The Home Affairs Committee announces a new inquiry into 2014 JHA block opt-out: Home Office Measures
On 15 July the House of Commons invited the Home Affairs Committee, along with the European Scrutiny Committee and the Justice Committee, to report by the end of October on matters relevant to the exercise by the UK of its right under Article 10(4) of Protocol 36 to the EU Treaties, to opt out, by 31 May 2014, of approximately 130 police and criminal justice measures which were adopted before the Treaty of Lisbon entered into force.
The Home Affairs Committee is calling for evidence to be submitted to it by 30 September 2013 to enable it to prepare a report to the House.
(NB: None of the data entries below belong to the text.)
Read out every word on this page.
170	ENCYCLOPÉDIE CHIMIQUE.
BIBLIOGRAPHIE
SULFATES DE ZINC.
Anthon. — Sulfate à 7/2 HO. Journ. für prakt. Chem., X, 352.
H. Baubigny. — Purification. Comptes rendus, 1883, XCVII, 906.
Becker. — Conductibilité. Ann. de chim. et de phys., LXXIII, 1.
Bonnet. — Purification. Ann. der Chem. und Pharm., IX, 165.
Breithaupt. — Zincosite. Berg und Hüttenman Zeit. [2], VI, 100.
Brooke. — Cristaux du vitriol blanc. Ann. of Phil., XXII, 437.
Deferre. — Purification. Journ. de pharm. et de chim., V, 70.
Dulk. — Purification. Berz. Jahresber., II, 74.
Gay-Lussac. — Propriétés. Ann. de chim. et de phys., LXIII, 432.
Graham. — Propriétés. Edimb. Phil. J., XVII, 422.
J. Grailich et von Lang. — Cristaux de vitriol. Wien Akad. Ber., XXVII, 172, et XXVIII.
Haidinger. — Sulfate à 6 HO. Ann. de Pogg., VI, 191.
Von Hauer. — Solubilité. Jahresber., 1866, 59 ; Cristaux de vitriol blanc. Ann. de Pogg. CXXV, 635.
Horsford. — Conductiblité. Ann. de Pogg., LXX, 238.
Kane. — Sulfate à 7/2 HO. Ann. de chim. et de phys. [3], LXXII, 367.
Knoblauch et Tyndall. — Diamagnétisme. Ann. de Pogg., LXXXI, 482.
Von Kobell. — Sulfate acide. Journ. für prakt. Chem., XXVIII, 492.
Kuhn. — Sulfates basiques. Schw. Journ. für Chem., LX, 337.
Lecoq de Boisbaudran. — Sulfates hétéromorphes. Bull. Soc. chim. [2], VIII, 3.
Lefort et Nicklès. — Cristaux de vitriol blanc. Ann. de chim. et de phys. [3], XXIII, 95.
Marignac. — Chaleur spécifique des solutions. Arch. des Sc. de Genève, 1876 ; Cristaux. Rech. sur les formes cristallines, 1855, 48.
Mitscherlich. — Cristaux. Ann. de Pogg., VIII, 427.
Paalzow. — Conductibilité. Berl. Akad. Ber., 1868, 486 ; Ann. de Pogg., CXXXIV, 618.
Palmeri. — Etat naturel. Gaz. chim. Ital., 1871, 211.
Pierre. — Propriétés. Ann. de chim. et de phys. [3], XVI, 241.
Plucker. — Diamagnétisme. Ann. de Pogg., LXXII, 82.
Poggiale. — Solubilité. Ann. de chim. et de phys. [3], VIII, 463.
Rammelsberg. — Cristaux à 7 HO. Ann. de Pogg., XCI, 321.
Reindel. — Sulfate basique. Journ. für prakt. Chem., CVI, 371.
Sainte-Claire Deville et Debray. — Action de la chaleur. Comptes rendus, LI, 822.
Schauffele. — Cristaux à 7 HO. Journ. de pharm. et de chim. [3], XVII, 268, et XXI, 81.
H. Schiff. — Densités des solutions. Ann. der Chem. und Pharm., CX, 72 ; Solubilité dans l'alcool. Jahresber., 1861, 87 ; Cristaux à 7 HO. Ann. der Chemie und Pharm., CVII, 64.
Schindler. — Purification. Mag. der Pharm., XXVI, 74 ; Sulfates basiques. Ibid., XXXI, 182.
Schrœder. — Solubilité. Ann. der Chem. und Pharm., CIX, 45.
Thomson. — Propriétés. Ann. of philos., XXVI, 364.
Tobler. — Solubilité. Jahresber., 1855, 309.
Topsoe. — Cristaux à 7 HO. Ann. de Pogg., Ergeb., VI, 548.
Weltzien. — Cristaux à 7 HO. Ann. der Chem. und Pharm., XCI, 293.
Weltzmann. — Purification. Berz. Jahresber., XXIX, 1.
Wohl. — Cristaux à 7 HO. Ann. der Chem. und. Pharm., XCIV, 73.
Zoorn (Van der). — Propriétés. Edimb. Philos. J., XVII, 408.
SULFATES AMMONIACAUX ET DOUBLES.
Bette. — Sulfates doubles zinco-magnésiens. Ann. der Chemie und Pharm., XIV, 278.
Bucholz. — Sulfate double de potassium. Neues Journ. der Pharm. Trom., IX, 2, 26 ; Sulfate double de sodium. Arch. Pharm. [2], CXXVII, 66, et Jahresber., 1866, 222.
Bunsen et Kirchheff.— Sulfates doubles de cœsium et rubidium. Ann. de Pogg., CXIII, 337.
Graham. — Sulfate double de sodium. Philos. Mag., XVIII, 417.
The basis for the Committee's inquiry is the information contained in the Command Paper, Decision pursuant to Article 10 of Protocol 36 to The Treaty on the Functioning of the European Union (Cm 8671 (PDF 1.62 MB)) published by the Government on 9 July. This Command Paper sets out the legal and procedural factors governing any decision by the UK to exercise its so-called block opt-out. It also contains:
- A list of 35 measures that the Government proposes the UK should subsequently seek to rejoin under the provisions of Article 10(5) of the Protocol (pages 8–12).
- Explanatory Memoranda covering all the measures affected by the block opt-out, describing each of them and providing brief analyses of the implications for policy and fundamental rights of non-participation by the UK.
The Committee seeks written evidence addressing the following questions in relation to the measures referred to in the Explanatory Memoranda on Home Office measures contained on pages 13 to 121 of Cm 8671.
- Do you agree that it is in the national interest for the UK to seek to rejoin any or all of those measures falling within the Home Office's remit which the Government has indicated that it will seek to rejoin?
- Do you have any comments on the analysis of policy implications and fundamental rights provided in the Home Office's Explanatory Memoranda?
- Do you consider any other factors should be taken into account in deciding whether the UK should seek to rejoin each measure?
The Committee is not seeking views on the question of whether or not the UK should exercise the block opt-out, which the House has already approved.
Submitting written evidence
The Committee invites written submissions on these issues by midday on Monday 30 September.
Each submission should:
a) be no more than 3,000 words in length
b) be in Word format with as little use of colour or logos as possible
c) have numbered paragraphs
d) include a declaration of interests.
A copy of the submission should be sent by e-mail to firstname.lastname@example.org and marked "EU JHA opt-outs".
Please note that:
- Material already published elsewhere should not form the basis of a submission, but may be referred to within a proposed memorandum, in which case a hard copy of the published work should be included.
- Memoranda submitted must be kept confidential until published by the Committee, unless publication by the person or organisation submitting it is specifically authorised.
- Once submitted, evidence is the property of the Committee. The Committee normally, though not always, chooses to make public the written evidence it receives, by publishing it on the internet (where it will be searchable), by printing it or by making it available through the Parliamentary Archives. If there is any information you believe to be sensitive you should highlight it and explain what harm you believe would result from its disclosure. The Committee will take this into account in deciding whether to publish or further disclose the evidence.
- Select Committees are unable to investigate individual cases.
The remit of the Home Affairs Committee is to examine the expenditure, administration and policy of the Home Office and its associated public bodies.